11. It is in these circumstances that we had put it to learned ASG that the Respondents should consider the expediency of revoking the Detention Order by exercising the powers available under Section 11 of the COFEPOSA Act. It has already been discussed above that recourse to such a revocation would palpably enable the Respondents to pass a fresh Detention Order by removing errors in the assailed one. The learned ASG has replied by saying that since the matter is sub judice, it may not be appropriate to charter this course, but we fail to perceive any obstacles in doing so. So far as the Court is concerned there may be unremediable errors or irretrievable infractions in a Detention Order such as failure or delay in furnishing copies of documents relied upon by the Detaining Authority, or disruption of the livelink necessary for passing the Detention Order.
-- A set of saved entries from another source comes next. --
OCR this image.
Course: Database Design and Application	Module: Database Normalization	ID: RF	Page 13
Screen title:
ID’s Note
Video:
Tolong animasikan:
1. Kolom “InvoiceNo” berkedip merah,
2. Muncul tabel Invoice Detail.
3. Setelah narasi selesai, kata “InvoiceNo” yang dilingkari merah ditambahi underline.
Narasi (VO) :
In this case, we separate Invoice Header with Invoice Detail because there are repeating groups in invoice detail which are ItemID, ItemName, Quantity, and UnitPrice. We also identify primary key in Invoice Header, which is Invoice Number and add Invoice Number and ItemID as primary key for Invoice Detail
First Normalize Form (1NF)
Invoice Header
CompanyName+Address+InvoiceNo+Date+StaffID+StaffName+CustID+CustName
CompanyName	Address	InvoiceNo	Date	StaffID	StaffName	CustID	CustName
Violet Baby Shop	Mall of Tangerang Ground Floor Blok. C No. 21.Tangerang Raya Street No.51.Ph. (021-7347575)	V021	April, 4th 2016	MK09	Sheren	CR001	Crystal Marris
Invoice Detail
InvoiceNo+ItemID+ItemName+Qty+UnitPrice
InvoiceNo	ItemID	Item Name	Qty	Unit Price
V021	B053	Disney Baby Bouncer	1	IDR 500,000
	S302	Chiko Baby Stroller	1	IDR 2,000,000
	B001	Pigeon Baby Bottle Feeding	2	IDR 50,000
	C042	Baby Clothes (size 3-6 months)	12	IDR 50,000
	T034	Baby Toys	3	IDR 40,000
In the present case there is a possibility that the Detaining Authority had taken into consideration extraneous factors, thereby subverting its subjective satisfaction. In Ibrahim Bachu Bafan their Lordships had laid down that it would not be possible for the Government to take recourse to Section 3 by passing a fresh Detention Order on the same grounds or facts. High prerogative writs are intended to effect complete justice. These powers are virtually unfettered. If it is open to the Government to revoke a Detention Order and thereafter make another Detention Order under Section 11(2) of COFEPOSA Act, it is beyond cavil that the same course can be chartered by the writ Court. The order that commends itself to us at this juncture, is to set aside the impugned Detention Order with liberty granted to the Government to pass a fresh order on the same facts if it considers it expedient, necessary and just to do so. We think this to be the proper path in the present case because the extent to which the previous Detention Order has affected the thought-process of the Detaining Authority is certainly nebulous.
12. We allow the writ petition. The impugned Detention Order is set aside with liberty granted to the Respondents to pass a fresh Detention Order on the same set of facts. The Detenu, namely, Shri B.K. Goyal, is set at liberty forthwith unless he is wanted in any other case. There shall be no orders as to costs.